Security personnel should have qualifications in place before coming to site. However, ongoing training is also essential. Training and targets should be reviewed periodically to ensure high standards are fully comprehended and met. In relation to COVID-19, organisations should also ensure they conduct regular reviews of response actions carried out in earlier phases of the crisis, as well as of  their plans’ relevance to dealing with the next phases. 

Training and sustainability performance targets should be reviewed periodically to support the maintenance of high standards.  Property and facilities managers should consider providing training material in other languages in addition to English to align with the demographics of the security contractor’s personnel. 

4a: Security and social performance


The security sector has a pivotal role to play in the protection of people, businesses and assets, particularly in light of COVID-19. 

Security services should be cognisant of continually reviewing and updating their procedures in line with the latest government guidelines. They should also be aware of emerging social threats relating to the pandemic, for example petty crime or increased xenophobia, and be able to deal with these issues in a confidently, fair and appropriate manner. 
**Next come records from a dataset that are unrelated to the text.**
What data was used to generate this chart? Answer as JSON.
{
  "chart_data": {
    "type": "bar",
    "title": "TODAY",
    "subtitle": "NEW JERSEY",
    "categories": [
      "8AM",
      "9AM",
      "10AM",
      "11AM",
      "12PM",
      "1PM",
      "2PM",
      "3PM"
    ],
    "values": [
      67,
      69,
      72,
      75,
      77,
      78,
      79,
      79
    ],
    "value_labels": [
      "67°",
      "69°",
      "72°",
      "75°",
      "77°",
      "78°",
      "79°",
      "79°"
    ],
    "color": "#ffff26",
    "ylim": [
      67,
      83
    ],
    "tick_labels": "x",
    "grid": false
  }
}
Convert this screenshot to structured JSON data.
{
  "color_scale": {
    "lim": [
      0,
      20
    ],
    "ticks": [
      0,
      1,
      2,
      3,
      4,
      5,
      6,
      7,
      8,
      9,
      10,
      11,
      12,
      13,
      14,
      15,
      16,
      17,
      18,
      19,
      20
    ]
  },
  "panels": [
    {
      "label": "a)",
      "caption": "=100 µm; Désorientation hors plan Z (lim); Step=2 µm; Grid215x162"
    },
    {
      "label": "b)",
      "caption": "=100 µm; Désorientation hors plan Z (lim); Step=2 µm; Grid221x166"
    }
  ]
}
4b: Security and environmental performance


The activities of security contractors can have a significant impact on a building’s sustainability performance. 

Lighting, heating and air-conditioning (HVAC) 

It is important that HVAC systems in a building operate at hours that match the times when they are required. These needs will vary throughout the day and in different seasons. 

If security staff operate outside of the main odaffice hours, the system controls should be adjusted to reflect the change in demand for these essential services. It may not be necessary to heat or ventilate a whole building if security is isolated to certain areas and staff are security in rooms for a limited period of time. 

In many buildings, lighting and heating often remain on much longer than is necessary. A good first step is to use inexpensive time controls to automatically switch off the heating at the end of a normal working day and ensure security staff are trained to minimise their energy usage when working outside these hours.  


In response to COVID-19, it may be possible for security personnel to assist cleaning staff to ensure that appropriate signage e.g. relating to masks and PPE, are clearly visible. 

5: Ongoing monitoring


Performance standards 

In order to ensure that high sustainability performance standards are achieved and maintained, it is important to review both the services provided and products used on a regular basis.  This review should be against a clear set of output-based KPIs and undertaken as part of annual contract reviews.  

For security, this could include, for example, regularly reviewing data relating to health and safety incidents or the incidence of whistleblowing, including how these are responded to. 

Where standards are found to be lacking, property managers should work collaboratively with the service provider to establish the reason for under-performance.  This may relate to, for example, insufficient resourcing, training or communication.  Following the review, an improvement plan with clear timelines should be mutually agreed and implemented. 

Regulatory requirements 

Facilities Management should ensure there is a formal process in place to review changes in legislation and to ensure any applicable changes in legislations are included in contract renewals. 

6: Supply chain management


As security falls into a high-risk service category in respect of employment processes, checks should be undertaken routinely on the service provider. 

This should include ensuring that directly employed staff and, as far as possible, any other staff in the supply chain are offered a safe place to work where there is no bullying, harassment,  discrimination or unreasonable working conditions of any kind (e.g. unpaid work, excessive working hours).  The Property Manager has responsibility for ensuring that there are demonstrable policies and processes in place to ensure this.